The Coachella festival has wrapped up for 2019, and this year, perhaps the biggest Coachella headline of April had nothing to do with music. Instead: puppy dumping. As has been reported at NBC News and pretty much everywhere else from coast to coast, a woman in Coachella, Calif., was caught on video putting a plastic bag with seven newborn puppies into a dumpster on a hot day. Luckily, a man rummaging through the garbage bin behind an auto parts store found the bag within 15 minutes and brought it inside the store. They called authorities, and the puppies are now doing OK. Police have since arrested 54-year-old Deborah Sue Culwell of Coachella, who faces seven counts of animal cruelty. Some details, including video links:

  • Three videos: Riverside County Animal Services put out two videos, one showing the dumping and another of Culwell's arrest. Happier is a third one, at ABC 7, showing the rescue.
  • Good Samaritan: That's what authorities are calling the man who found the puppies. He wishes to remain anonymous. "I noticed the bag on the floor" of the dumpster, he tells ABC 7. "They were tied up in the bag, so I immediately opened the bag up a little further. ... I just couldn't leave them there."
  • Jail time? Technically, Culwell faces up to six years in prison if convicted, per BuzzFeed.
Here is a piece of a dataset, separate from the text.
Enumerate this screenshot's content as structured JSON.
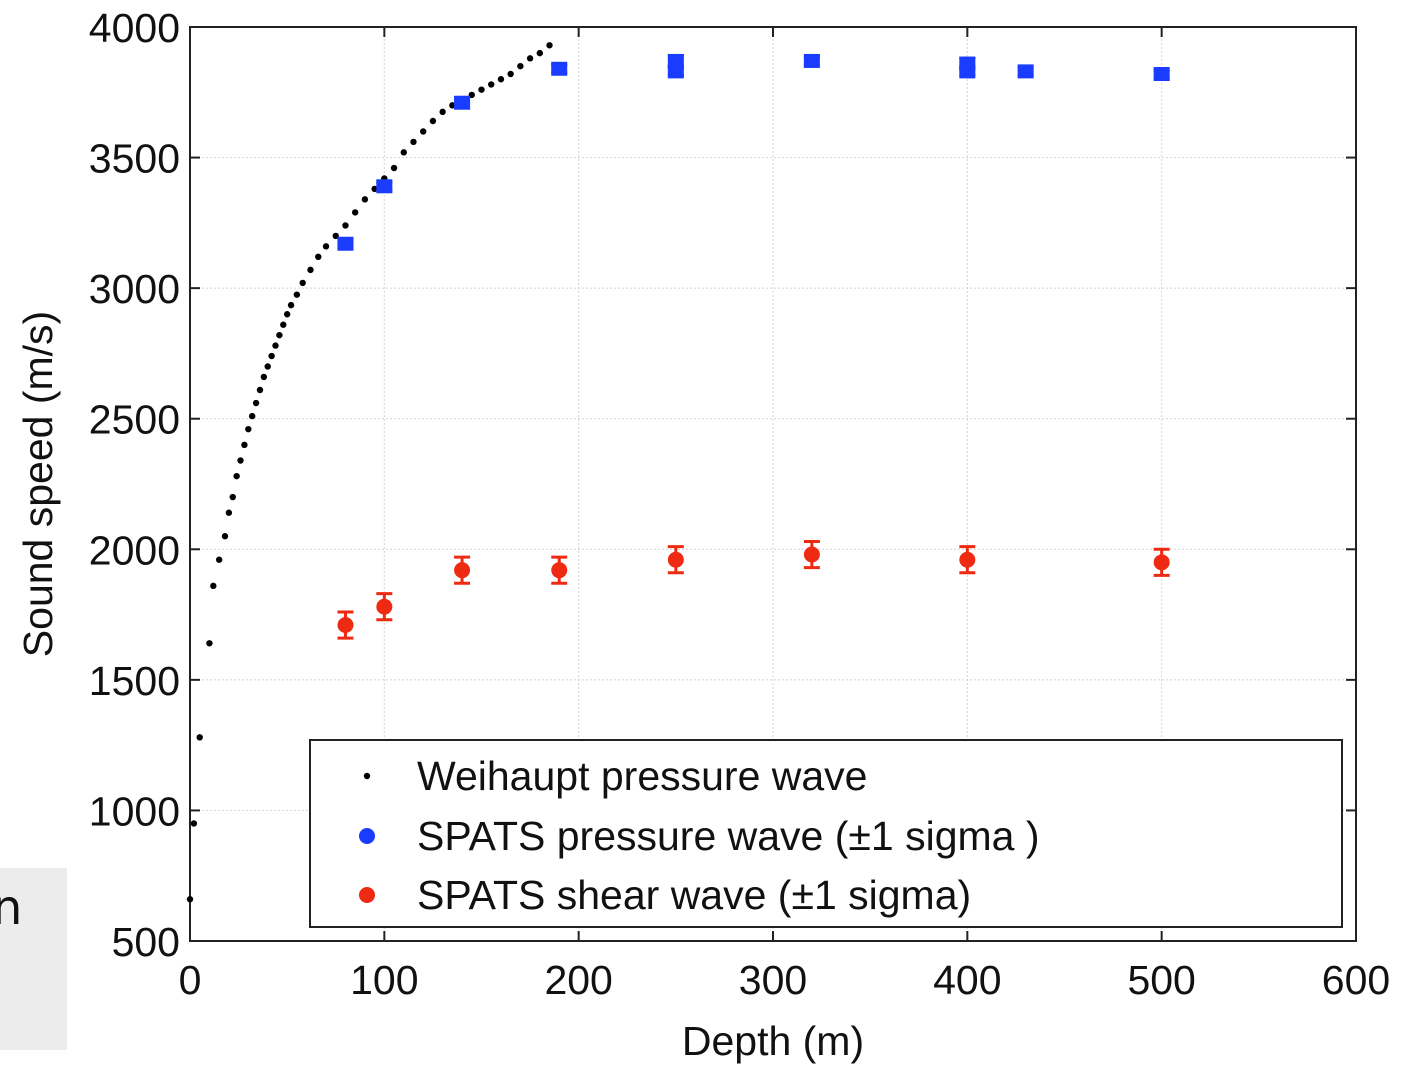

The Washington Post notes that jail time is unusual in animal cruelty cases, "but because this case is so egregious, it may be an exception."
  • Lots of dogs: During her arrest, authorities found 38 dogs in Culwell's home, reports CNN. They were "not in great condition," says a county spokesperson. All are now at the Coachella Valley Animal Campus.
  • Second case: This is the second case of puppy dumping in the area in as many months, reports the Palm Springs Desert Sun. In March, two puppies were found in a trash bin at a recycling center in Thousand Palms.
  • The puppies: The terrier mixes are being cared for (and bottle-fed) by an animal rescue group. The temperature was in the 90s the day they were sealed in a bag and dumped. "That’s a window of 15 minutes—had he not called us, those dogs are dead," the county spokesperson says of the man who found them. "That guy is a hero in our mind."